Ainsi, on peut espérer qu’une meilleure connaissance contribuera à faire reculer les préjugés, les stéréotypes et la haine…”
A vous lire, j’ai comme l’impression que vous n’êtes pas sur la même écoute…
Daniel Bensimon : Ecoutez, la crise entre juifs et musulmans en France n’est pas que locale. Elle reflète aussi le conflit israélo-palestinien, une dimension que l’on ne peut négliger.
Les juifs français témoignent d’une solidarité sans failles envers Israël. Les arabes musulmans français s’identifient partiellement ou totalement avec la cause palestinienne.
Vous ne voyez pas ça dans d’autres pays, les Etats-Unis, le Canada, l’Allemagne… En France, le conflit israélo-palestinien a un impact direct sur les relations entre les deux communautés.
Pendant les premières années de l’Intifada, les années 2002-2004, c’était terrible. Les choses allaient très mal ici. Elles allaient très mal en France, entre juifs et musulmans.
C’est pour cela que, lorsqu’on parle d’apaisement, de trouver un modus vivendi entre les deux communautés, ce n’est pas détachable de ce qui se passe dans notre région. Et je crois qu’une paix entre Israël et les palestiniens, Israël et le monde arabe, sera peut-être le début d’un âge d’or entre les juifs et musulmans français.

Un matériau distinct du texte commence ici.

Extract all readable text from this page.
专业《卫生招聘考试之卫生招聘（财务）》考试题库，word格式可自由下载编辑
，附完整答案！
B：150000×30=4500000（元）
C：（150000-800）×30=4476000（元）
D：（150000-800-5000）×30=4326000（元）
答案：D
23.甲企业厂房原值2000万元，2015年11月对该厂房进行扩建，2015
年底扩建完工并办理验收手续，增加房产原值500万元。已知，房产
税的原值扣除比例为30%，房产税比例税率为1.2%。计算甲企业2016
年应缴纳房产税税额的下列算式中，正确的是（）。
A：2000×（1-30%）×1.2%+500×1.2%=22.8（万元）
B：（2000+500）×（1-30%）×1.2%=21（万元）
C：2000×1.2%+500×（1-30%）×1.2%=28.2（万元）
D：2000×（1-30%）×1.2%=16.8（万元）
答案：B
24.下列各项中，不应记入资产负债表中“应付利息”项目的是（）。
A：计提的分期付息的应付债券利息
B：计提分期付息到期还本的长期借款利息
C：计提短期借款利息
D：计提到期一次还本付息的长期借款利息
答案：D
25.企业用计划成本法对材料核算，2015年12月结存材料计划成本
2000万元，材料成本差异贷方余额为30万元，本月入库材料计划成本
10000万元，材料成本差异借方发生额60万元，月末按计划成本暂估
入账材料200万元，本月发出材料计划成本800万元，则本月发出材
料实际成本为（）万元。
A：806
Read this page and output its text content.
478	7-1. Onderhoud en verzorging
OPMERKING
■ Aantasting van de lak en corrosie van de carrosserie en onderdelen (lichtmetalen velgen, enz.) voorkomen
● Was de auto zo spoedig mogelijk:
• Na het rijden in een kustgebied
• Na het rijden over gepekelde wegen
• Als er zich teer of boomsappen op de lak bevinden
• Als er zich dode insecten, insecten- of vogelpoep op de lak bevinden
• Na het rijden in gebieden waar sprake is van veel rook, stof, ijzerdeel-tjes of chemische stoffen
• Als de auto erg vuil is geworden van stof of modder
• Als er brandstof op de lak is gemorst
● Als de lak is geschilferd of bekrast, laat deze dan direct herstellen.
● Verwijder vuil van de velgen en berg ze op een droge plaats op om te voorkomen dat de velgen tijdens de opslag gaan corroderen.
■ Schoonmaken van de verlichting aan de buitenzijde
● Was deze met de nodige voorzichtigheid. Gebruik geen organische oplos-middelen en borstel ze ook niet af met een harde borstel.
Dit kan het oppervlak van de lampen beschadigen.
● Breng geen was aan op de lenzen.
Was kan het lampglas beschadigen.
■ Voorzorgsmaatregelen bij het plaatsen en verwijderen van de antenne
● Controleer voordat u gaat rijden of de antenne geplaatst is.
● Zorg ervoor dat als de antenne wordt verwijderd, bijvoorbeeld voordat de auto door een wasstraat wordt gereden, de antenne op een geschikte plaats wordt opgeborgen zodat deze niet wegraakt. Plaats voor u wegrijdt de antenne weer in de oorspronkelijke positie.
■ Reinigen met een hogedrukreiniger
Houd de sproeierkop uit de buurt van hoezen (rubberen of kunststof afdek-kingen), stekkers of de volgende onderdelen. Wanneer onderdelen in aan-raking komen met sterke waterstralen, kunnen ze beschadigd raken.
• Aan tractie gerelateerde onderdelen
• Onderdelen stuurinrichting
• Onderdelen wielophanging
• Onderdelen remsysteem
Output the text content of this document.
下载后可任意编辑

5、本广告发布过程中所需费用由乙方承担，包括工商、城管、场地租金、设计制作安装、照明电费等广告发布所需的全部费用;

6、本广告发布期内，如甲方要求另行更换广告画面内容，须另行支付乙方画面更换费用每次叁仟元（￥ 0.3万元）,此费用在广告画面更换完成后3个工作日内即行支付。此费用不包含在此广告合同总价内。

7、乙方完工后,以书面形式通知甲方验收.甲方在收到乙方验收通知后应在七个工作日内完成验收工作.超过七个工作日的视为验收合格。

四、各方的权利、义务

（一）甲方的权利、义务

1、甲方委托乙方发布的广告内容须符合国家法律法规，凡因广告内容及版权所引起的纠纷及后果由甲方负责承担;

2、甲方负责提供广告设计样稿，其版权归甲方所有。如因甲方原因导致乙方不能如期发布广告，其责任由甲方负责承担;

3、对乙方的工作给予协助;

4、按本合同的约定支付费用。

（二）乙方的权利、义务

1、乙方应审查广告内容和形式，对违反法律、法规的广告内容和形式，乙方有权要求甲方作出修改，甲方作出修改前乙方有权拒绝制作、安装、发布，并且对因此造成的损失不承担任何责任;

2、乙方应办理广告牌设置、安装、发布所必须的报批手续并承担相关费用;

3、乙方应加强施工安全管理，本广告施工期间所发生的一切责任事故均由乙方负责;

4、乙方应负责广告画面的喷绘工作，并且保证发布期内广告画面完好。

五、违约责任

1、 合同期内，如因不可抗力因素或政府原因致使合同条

Mais pas seulement.
Je pense aussi aux juifs d’Europe, une Europe où vivent plus de 20 millions de musulmans, attachés à leur pays, à leur foi et qui réagissent en fonction des évènements qui se déroulent ici.
Donc, les conflits entre communautés juives et musulmanes, particulièrement en France, ne découlent pas seulement d’un contexte particulier, mais aussi du conflit du conflit au proche-orient.